# How do I tell stainless steel from carbon steel?



## austexdude (Nov 4, 2008)

Is there a sure fire way to tell?


----------



## austexdude (Nov 5, 2008)

To elaborate...I know how to test it over a period of a few hours, but I was looking for something a little quicker on the fly...


----------



## Harold_V (Nov 5, 2008)

One way is to heat the material. If it readily oxidizes and turns bluish black, with scaling, it's carbon steel. 

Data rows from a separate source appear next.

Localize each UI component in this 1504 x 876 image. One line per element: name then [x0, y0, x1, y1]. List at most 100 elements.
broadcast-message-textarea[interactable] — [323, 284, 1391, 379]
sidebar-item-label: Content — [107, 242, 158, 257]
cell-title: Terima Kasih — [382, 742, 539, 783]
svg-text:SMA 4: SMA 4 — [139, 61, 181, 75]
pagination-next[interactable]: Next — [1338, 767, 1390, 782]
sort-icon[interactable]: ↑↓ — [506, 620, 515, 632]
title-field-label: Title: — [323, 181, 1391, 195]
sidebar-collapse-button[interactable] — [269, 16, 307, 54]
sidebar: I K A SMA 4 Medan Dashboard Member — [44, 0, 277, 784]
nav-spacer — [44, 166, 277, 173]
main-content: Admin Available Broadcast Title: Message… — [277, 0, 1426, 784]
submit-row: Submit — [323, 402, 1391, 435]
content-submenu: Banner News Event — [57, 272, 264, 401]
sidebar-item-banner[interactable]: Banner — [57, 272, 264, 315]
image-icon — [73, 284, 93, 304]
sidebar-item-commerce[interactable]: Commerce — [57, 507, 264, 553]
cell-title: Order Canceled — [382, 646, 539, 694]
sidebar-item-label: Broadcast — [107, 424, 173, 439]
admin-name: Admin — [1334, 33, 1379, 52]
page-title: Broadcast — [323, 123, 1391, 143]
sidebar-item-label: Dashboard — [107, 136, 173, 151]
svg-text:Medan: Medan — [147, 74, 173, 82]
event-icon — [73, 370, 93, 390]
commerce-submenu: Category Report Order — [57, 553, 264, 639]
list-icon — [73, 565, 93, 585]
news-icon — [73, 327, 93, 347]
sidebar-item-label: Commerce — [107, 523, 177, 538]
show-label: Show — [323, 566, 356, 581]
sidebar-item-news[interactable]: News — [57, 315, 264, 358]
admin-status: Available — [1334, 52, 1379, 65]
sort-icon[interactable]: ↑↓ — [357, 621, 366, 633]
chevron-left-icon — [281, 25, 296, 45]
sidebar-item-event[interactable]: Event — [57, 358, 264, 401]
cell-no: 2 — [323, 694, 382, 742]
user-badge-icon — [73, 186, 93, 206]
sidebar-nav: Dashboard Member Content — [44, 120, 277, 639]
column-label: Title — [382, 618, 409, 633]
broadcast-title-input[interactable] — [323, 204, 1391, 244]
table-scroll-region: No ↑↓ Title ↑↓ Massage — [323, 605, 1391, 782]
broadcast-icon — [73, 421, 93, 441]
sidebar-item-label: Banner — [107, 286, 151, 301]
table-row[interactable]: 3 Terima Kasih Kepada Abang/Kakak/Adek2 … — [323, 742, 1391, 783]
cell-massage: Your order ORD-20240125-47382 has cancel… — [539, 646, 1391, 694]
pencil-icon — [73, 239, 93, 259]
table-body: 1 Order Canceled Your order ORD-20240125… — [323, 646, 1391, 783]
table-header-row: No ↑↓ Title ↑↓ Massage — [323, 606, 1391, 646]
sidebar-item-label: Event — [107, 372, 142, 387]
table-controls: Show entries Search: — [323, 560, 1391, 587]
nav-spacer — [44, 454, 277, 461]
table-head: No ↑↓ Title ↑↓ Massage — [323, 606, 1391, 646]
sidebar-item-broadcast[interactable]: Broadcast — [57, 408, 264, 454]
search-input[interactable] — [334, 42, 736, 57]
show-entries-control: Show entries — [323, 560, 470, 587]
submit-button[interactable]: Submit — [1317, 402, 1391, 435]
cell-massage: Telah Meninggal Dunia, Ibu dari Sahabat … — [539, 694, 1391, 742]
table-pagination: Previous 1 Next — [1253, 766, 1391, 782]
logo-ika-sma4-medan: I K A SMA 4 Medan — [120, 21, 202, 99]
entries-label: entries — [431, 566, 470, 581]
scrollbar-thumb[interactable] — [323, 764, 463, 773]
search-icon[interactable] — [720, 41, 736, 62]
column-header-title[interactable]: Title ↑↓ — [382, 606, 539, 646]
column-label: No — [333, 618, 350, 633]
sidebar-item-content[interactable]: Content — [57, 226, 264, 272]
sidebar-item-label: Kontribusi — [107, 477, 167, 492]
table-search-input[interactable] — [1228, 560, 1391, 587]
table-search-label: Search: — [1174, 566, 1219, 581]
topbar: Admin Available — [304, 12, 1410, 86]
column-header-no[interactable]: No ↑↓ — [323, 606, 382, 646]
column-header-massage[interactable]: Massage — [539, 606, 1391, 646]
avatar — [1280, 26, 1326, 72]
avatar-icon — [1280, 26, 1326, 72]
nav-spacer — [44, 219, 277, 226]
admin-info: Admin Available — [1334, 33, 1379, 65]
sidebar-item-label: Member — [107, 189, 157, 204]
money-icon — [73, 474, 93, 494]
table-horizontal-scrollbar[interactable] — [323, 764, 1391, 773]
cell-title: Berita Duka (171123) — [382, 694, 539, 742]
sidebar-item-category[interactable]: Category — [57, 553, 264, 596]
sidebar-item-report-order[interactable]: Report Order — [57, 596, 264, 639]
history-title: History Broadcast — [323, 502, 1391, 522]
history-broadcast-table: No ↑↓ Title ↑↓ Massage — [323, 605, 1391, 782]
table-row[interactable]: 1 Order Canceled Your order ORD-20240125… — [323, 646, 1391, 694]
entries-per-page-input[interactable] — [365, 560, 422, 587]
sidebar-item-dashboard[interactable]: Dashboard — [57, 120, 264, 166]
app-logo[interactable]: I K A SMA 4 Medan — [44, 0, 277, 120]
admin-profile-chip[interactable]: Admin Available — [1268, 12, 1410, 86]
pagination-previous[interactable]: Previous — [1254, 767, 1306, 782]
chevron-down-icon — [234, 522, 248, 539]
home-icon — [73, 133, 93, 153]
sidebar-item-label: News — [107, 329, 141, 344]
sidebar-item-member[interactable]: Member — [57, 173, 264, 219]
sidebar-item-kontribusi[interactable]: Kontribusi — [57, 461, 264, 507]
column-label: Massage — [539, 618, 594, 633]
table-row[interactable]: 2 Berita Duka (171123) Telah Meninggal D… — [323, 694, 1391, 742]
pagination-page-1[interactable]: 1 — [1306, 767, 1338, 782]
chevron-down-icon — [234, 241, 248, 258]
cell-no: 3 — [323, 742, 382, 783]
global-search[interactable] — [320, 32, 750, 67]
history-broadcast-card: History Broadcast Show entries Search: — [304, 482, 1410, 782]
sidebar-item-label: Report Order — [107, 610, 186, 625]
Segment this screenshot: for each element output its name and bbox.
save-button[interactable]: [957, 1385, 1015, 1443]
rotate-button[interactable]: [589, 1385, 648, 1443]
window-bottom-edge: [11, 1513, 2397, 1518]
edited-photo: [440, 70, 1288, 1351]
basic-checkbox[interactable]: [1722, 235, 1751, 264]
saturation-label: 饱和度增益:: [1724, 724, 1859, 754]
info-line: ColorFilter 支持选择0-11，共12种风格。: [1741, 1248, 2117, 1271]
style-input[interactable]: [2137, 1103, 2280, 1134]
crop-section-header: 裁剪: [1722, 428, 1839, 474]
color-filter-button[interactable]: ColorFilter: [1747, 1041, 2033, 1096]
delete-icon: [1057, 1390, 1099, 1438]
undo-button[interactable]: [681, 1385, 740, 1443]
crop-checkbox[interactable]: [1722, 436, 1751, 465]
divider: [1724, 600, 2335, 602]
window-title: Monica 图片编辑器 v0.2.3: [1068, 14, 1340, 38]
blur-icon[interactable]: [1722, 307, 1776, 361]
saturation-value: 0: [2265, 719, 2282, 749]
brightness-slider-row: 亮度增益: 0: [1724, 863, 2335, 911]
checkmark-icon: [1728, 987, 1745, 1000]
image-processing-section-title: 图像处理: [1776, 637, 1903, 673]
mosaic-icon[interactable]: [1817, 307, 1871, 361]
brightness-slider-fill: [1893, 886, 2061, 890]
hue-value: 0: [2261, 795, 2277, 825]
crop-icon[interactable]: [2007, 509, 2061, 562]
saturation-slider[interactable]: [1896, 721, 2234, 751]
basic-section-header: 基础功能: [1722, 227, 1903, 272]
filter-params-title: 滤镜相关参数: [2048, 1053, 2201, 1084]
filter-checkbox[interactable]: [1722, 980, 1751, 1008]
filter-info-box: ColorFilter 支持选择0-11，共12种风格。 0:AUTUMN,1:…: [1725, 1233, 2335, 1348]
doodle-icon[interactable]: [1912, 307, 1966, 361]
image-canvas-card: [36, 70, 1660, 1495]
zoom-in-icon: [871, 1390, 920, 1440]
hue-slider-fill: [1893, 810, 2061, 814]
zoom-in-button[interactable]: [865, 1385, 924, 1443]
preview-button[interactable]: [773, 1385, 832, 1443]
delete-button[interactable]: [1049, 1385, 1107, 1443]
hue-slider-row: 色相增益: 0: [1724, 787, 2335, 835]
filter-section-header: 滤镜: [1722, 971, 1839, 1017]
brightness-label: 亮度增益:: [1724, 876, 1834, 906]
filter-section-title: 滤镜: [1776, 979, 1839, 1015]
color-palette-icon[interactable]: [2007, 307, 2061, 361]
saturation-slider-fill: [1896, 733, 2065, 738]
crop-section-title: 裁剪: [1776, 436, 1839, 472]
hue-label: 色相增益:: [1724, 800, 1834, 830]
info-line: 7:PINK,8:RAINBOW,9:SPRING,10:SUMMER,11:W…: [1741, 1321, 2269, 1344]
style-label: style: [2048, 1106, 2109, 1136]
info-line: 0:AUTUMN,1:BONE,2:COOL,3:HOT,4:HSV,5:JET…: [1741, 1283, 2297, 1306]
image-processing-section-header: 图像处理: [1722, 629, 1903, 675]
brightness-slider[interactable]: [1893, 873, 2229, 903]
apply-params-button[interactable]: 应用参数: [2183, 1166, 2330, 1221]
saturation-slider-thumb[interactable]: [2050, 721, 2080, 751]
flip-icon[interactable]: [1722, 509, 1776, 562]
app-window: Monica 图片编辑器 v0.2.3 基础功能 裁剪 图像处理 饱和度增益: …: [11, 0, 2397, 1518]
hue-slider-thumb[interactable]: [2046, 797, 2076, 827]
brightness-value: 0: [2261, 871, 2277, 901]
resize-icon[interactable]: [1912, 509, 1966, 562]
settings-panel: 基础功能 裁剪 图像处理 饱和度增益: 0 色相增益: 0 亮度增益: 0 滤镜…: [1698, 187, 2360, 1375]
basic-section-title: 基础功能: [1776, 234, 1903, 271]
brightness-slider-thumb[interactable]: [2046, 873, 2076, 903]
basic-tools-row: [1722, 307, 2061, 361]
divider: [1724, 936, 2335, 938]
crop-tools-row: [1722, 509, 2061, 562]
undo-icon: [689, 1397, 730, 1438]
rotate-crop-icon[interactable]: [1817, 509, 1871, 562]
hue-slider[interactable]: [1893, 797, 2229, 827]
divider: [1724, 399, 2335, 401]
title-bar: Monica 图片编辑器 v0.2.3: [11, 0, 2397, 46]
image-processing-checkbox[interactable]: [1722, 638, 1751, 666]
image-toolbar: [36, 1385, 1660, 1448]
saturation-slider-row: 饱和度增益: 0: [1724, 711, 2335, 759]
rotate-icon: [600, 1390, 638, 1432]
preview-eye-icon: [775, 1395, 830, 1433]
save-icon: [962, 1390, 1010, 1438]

Stainless will generally tolerate greater heat without scaling, and turns a brownish color in the process. Of course, the alloy makes a big difference. The 300 series of stainless is non-magnetic, which is a good test for much of the stainless you'll encounter, but not all. In a work-hardened condition, even the 300 series can be mildly magnetic. 

Color is also an indicator, again, depending on the alloy. The 300 series all have a yellow cast, very unlike carbon steel. 

300 series is not affected by nitric acid. It is used for nitric storage and distribution. 

Harold


----------



## Anonymous (Nov 5, 2008)

the lack of stains would be a good indicator of stainless steel. :lol: Na, just kidding. To me stainless always looks different, whiter to me.


----------



## koebeef (Feb 26, 2009)

Do you have a grinder?
If yes gring the material. If it sparks orange and the sparks go far ( I am talking like 2-3 feet and make star shapes at the ends they then you have carbon steel. If it sparks a slighter reddish hue and stays short in distance then you have a stainless alloy. The redder and shorter the spark the higher the MOLY content in the material and the higher the value (i.e. a 316L as opposed to a 304L SS Alloy)

Hope this helps

Or you can buy a Niton tester for 35 Grand lol


----------